7. The intelligent method according to claim 6, wherein the exposure setting is a product of an exposure time adapted to the scene and a gain.

8. The intelligent method according to claim 7, wherein, after the exposure setting corresponding to the scene is obtained, the IR camera is activated to capture continuous frames of a user, and the exposure setting takes effect on a first bright frame of the continuous frames, so as to obtain the biometric image having an appropriate exposure.

9. The intelligent method according to claim 8, wherein, when the IR camera is activated, an IR light source is driven to illuminate the user, so as to obtain the continuous frames having a series of bright and dark frames.

10. A system for performing an intelligent method for logging in an operating system, comprising:

a computer system, wherein the computer system includes a camera system, and the camera system includes a color camera, an IR camera, and an IR light source;

wherein the computer system operates the operating system, and the intelligent method that is performed includes:

using the color camera to capture a color image, and retrieving brightness information of the color image;

operating a scene-prediction model to predict a scene according to the brightness information and an exposure setting corresponding to the scene;

activating the IR camera to generate an infrared image according to the exposure setting; and

using a biometric image extracted from the infrared image to log in the operating system after identification is processed.

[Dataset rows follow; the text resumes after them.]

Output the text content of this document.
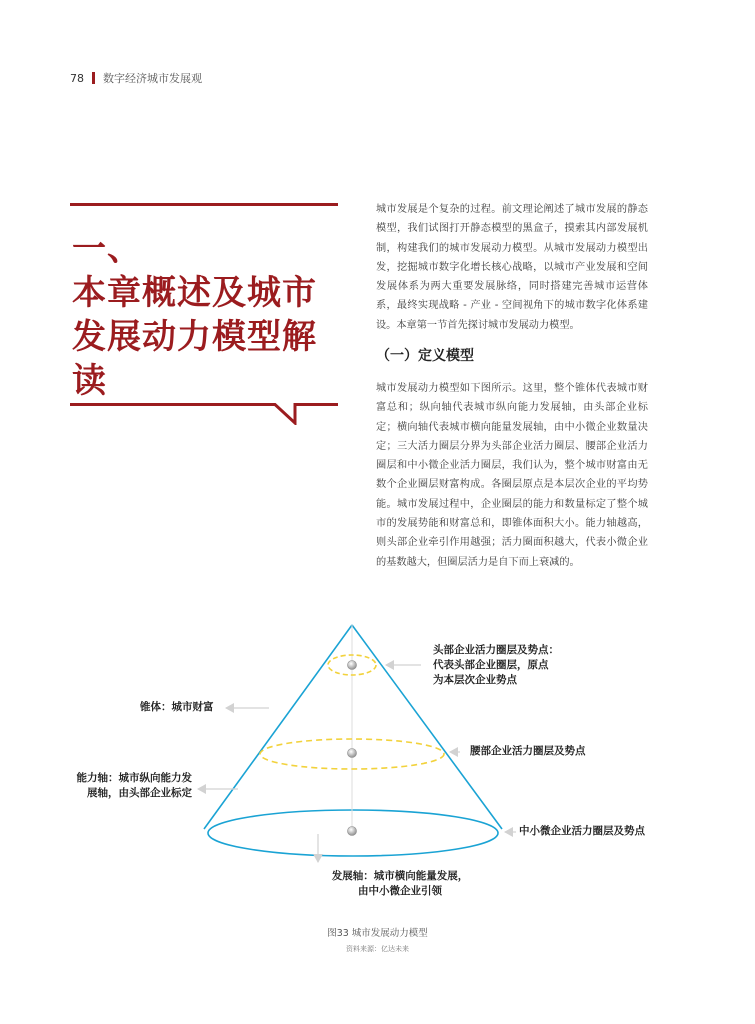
78 数字经济城市发展观
一、
本章概述及城市
发展动力模型解
读

城市发展是个复杂的过程。前文理论阐述了城市发展的静态模型，我们试图打开静态模型的黑盒子，摸索其内部发展机制，构建我们的城市发展动力模型。从城市发展动力模型出发，挖掘城市数字化增长核心战略，以城市产业发展和空间发展体系为两大重要发展脉络，同时搭建完善城市运营体系，最终实现战略 - 产业 - 空间视角下的城市数字化体系建设。本章第一节首先探讨城市发展动力模型。

（一）定义模型

城市发展动力模型如下图所示。这里，整个锥体代表城市财富总和；纵向轴代表城市纵向能力发展轴，由头部企业标定；横向轴代表城市横向能量发展轴，由中小微企业数量决定；三大活力圈层分界为头部企业活力圈层、腰部企业活力圈层和中小微企业活力圈层，我们认为，整个城市财富由无数个企业圈层财富构成。各圈层原点是本层次企业的平均势能。城市发展过程中，企业圈层的能力和数量标定了整个城市的发展势能和财富总和，即锥体面积大小。能力轴越高，则头部企业牵引作用越强；活力圈面积越大，代表小微企业的基数越大，但圈层活力是自下而上衰减的。

头部企业活力圈层及势点：
代表头部企业圈层，原点
为本层次企业势点
锥体：城市财富
腰部企业活力圈层及势点
能力轴：城市纵向能力发
展轴，由头部企业标定
中小微企业活力圈层及势点
发展轴：城市横向能量发展，
由中小微企业引领
图33 城市发展动力模型
资料来源：亿达未来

11. The system according to claim 10, wherein, in a booting procedure after the system is started up, the color camera is activated to capture the color image for completing the process of predicting the scene and obtaining the exposure setting before the IR camera is activated.

12. The system according to claim 11, wherein, after the exposure setting corresponding to the scene is obtained, the IR camera is activated to capture continuous frames of a user, and the exposure setting takes effect on a first bright frame of the continuous frames, so as to obtain the biometric image having an appropriate exposure.

13. The system according to claim 12, wherein, when the IR camera is activated, an IR light source is driven to illuminate the user, so as to obtain the continuous frames having a series of bright and dark frames.

14. The system according to claim 13, wherein the system controls a switch of the IR light source to be turned on at a first time, so as to obtain the first bright frame.

15. The system according to claim 11, wherein the system uses a machine vision processor to determine the brightness information according to the color image, and uses the scene-prediction model to identify whether the scene is an indoor scene, a front-light scene, a back-light scene, an outdoor scene, or a low-light scene.

16. The system according to claim 15, wherein the scene is referred to for calculating a corresponding weight value that is used to map a color exposure setting to an IR exposure setting, so that the exposure setting is obtained, and the IR camera captures the infrared image according to the IR exposure setting.

17. The system according to claim 16, wherein the exposure setting is a product of an exposure time adapted to the scene and a gain.

18. The system according to claim 17, wherein, after the exposure setting corresponding to the scene is obtained, the IR camera is activated to capture continuous frames of a user, and the exposure setting takes effect on a first bright frame of the continuous frames, so as to obtain the biometric image having an appropriate exposure.

19. The system according to claim 18, wherein, when the IR camera is activated, an IR light source is driven to illuminate the user, so as to obtain the continuous frames having a series of bright and dark frames.

20. The system according to claim 19, wherein the system controls a switch of the IR light source to be turned on at a first time, so as to obtain the first bright frame.